16 Kasım Basın Özeti – Köşe Yazarları

İdam tartışmaları ve açlık grevleri gündemdeki yerini korumaya devam ediyor. İsmet Berkan, “Vatandaşım neden dağa çıkıyor” sorusunu soruyor, Cengiz Aktar 70. Yılında Varlık Vergisini yazmış.

Yeni Şafak’tan Ali Bayramoğlu, Öcalan’ın idam cezasının Yargıtay tarafından onaylanmasının ardından geçen 11 yılın sonunda yeniden aynı noktaya gelindiğine dikkat çekiyor.  “Bedeni hedefleyen, içgüdüsel şiddeti sokağa taşıyan, sokağın içgüdüsel şiddetini bire bir yansıtan iktidar, aynı yerde durmaz. Hiç durmamıştır. İki deniz, iki ateş arasında gider gelir. Ölüm ve intikam 'oyunun' sonu değil başlangıcıdır. Ölüm ölümü davet eder, intikam intikamı..” diyen Bayramoğlu, ülkeyi kimsenin cebir devrine geri döndürmeye hakkı olmadığını vurguluyor.

Hürriyet’ten İsmet Berkan, Cudi’de hayatını kaybeden PKK’lıların aileleri tarafından alındıktan sonra askeri helikopterle otopsiye götürülmelerini köşesine taşıyor.  “Kimse sahip çıkmasa savcılığın o cenazelerle ilgileneceği yok belli ki” diyen Berkan, 28 yıldır devam eden kısır döngü içinde kimsenin “Bu çocuklar neden dağa çıkıyor” sorusunu sormadığına dikkat çekiyor. Berkan, “Empati göstermekten söz etmiyorum henüz. Basit bir anlama çabasından söz ediyorum. Ama doğu anlama çabası bize bazı şeyleri hatırlatabilir. Birilerinin hatırlamamızı hiç istemediği şeyleri” diyor.

Taraf’tan Murat Belge, Başbakan Erdoğan’ın kürtaj tartışmasından sonra idam tartışmasını gündeme getirmesine dikkat çekmiş. “Başbakan niçin “kürtaj”a karşı?” sorusunu  “Çünkü bir zaman sonra doğacak, “insan” olacak bir “rüşeym”i yok ediyorsunuz, onun insan olarak yaşamasına, kendine “hayat” bulmasına engel oluyorsunuz.
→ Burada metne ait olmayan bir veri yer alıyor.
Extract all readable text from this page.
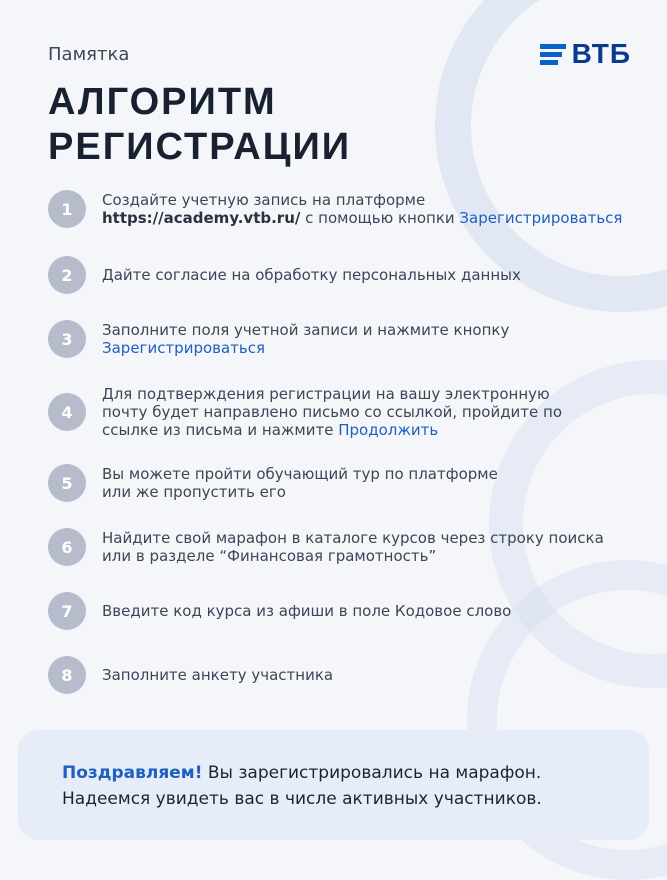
Памятка	ВТБ
АЛГОРИТМ
РЕГИСТРАЦИИ
1	Создайте учетную запись на платформе
https://academy.vtb.ru/ с помощью кнопки Зарегистрироваться
2	Дайте согласие на обработку персональных данных
3	Заполните поля учетной записи и нажмите кнопку
Зарегистрироваться
4
Для подтверждения регистрации на вашу электронную
почту будет направлено письмо со ссылкой, пройдите по
ссылке из письма и нажмите Продолжить
5	Вы можете пройти обучающий тур по платформе
или же пропустить его
6	Найдите свой марафон в каталоге курсов через строку поиска
или в разделе “Финансовая грамотность”
7	Введите код курса из афиши в поле Кодовое слово
8	Заполните анкету участника
Поздравляем! Вы зарегистрировались на марафон.
Надеемся увидеть вас в числе активных участников.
Bir “rüşeym”e bunu yapmaya hakkımız yoktur, demek istiyor” diye yanıtlayan Belge,  “Şimdi, “rüşeym” sözkonusu olduğunda “insan hayatı”nın korunmasında bu derece ısrarlı olan bir kişinin, “idam” gibi bir konuda da o “hayat” ve “yaşam hakkı” kavramlarına biraz daha saygılı olmasını beklemez misiniz? Ben olsam beklerim. Ama sözkonusu olan Başbakan’sa, boşuna beklemiş olurum” diyor.  Belge açlık grevlerin konusunda da Başbakan’ın tavrına dikkat çekerek “Demek ki bu insanların “hayat”ları o kadar da değerli değil. “Yaşama hakları” da yok”” diyor

Zaman’dan Hüseyin Gülerce, açlık grevlerini tasvip etmediğini belirterek açlık grevi yapanların bir tezadın içinde olduğunu, ölümün istismar edilmek istendiğini dile getirerek, ölmemeleri için her türlü tıbbi desteğin ve yardımın sağlanması gerektiğini dile getirdi.

Star’dan Fehmi Koru’da açlık grevlerinin geldiği noktada amacının ölümlerin meydana gelmesi olduğunu, BDP’li vekillerin açlık grevine girmesinin buna bir işaret olduğunu savunmuş.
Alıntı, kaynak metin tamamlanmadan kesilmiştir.